Fusion 360で円をつなげて円錐台のようなロフト形状を作成した場合、展開図を作りたいと考える方も多いでしょう。本記事では、ロフト形状の展開図作成の可否や、効率的な作成方法について解説します。
ロフト形状の展開図作成の基本
Fusion 360では、一般的に単純なソリッド形状(円柱や角柱など)は展開図を作成できますが、ロフトで作成した複雑な形状はそのままでは展開できません。
理由は、ロフト形状が非線形のサーフェスを持つため、平面に正確に投影することが難しいためです。
しかし、展開図が必要な場合はサーフェス化してから展開する手法があります。
サーフェスを使った展開の方法
手順としては、まずロフトで作成した形状をサーフェスとして変換します。
その後、[Sheet Metal]環境を利用して展開図を生成します。
具体例として、円錐台をロフトで作った場合、サーフェスを選択して「Create Flat Pattern」を使用すると、展開可能な平面形状が生成されます。
スムーズな展開のためのポイント
展開精度を上げるためには、ロフト形状を作る段階で断面を滑らかにし、急激な変化がないようにします。

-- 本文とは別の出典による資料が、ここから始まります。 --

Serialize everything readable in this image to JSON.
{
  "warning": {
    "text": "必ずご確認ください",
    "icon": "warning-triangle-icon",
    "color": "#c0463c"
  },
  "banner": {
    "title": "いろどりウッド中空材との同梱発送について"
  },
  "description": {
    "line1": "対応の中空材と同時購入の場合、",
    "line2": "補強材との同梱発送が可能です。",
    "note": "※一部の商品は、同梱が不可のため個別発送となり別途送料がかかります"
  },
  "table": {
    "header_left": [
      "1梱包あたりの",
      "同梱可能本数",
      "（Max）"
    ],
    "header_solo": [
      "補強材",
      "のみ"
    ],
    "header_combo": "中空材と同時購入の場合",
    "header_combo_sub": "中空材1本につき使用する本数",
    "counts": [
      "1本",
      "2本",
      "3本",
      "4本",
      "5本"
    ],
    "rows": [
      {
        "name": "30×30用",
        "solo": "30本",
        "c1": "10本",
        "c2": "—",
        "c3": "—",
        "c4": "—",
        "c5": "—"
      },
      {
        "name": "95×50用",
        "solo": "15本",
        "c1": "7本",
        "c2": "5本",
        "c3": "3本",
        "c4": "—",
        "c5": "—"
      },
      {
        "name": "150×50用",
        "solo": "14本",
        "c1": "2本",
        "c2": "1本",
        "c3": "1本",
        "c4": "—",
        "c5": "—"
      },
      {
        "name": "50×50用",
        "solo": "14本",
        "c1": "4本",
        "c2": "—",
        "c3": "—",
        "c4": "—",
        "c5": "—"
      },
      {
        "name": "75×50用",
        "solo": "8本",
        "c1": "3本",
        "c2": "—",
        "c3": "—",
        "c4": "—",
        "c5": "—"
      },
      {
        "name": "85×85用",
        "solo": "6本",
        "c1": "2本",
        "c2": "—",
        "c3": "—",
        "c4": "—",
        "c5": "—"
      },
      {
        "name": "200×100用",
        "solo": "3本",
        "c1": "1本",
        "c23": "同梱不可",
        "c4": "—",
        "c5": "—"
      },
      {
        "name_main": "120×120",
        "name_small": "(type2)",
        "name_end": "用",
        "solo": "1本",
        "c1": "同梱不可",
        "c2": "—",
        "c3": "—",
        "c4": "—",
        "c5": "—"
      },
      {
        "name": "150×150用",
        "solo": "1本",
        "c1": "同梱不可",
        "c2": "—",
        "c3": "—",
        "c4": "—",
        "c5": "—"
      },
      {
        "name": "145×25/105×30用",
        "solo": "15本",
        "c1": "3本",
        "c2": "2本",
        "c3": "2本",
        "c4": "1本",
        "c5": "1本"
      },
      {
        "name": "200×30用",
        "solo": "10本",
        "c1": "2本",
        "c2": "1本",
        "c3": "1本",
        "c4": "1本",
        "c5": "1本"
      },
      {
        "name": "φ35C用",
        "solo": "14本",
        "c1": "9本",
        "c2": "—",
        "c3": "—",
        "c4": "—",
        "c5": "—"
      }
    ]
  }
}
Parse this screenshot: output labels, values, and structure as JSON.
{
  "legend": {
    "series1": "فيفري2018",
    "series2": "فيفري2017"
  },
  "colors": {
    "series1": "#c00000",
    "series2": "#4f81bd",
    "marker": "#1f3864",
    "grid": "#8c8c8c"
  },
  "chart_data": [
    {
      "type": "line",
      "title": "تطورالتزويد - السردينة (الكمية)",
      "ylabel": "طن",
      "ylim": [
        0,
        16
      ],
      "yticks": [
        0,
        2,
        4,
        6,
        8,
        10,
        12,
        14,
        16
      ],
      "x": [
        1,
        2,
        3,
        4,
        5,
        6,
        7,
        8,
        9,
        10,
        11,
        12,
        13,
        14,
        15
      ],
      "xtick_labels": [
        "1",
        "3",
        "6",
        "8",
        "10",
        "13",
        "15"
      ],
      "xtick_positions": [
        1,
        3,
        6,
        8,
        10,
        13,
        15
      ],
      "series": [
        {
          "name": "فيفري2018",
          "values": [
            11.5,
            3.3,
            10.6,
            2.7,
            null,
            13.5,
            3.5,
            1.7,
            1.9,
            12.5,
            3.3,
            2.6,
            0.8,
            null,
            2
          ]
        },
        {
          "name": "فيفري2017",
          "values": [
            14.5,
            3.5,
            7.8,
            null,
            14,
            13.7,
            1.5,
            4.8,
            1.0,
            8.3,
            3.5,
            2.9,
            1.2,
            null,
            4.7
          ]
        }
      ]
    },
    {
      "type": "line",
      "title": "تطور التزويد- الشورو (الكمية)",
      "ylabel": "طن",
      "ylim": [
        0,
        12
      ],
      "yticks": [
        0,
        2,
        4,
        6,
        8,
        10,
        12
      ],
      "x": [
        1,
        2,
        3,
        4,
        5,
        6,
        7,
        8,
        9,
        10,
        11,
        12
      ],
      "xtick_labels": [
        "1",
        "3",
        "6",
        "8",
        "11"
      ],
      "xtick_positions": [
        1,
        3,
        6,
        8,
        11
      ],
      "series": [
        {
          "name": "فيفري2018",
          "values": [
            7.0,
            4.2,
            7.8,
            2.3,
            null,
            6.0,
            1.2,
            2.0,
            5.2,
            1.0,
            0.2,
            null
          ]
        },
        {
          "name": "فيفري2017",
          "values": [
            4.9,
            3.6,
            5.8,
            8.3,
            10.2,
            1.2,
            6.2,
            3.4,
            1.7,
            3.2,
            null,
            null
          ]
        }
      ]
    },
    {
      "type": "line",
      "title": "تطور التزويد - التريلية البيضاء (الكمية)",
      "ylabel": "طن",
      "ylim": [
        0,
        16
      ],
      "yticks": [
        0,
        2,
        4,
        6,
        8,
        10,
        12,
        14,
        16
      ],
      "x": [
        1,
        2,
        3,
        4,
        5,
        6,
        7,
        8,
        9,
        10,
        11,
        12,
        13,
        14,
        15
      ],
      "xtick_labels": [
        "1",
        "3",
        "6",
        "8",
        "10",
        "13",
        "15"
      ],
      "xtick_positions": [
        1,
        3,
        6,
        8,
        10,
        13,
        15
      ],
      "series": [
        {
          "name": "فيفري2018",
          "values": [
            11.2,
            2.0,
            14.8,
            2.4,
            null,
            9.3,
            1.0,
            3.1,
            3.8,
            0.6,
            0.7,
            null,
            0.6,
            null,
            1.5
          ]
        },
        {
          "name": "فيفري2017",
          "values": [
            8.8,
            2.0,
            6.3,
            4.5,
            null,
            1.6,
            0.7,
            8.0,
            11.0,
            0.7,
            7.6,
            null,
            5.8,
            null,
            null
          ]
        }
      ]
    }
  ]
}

また、[Sheet Metal Rules]で厚みや材質を設定しておくと、展開後の形状が実際の加工に近くなります。
さらに、展開図を作成する前に不要なフィレットやエッジを除去すると、展開の計算がスムーズになります。
注意点と制約
すべてのロフト形状が完全に展開できるわけではありません。
極端に複雑な形状や急激な曲率を持つロフトは、展開図が歪むことがあります。
その場合は、ロフトを分割して複数の部分に分け、それぞれを展開する方法が推奨されます。
まとめ
Fusion 360でロフト形状を展開図にしたい場合、サーフェス化してSheet Metal環境で展開する方法が基本です。
作成時の形状の滑らかさや断面の工夫、フィレットの整理などに注意することで、より正確な展開図を得ることができます。
複雑な形状は分割展開を検討すると、実際の加工にも対応しやすくなります。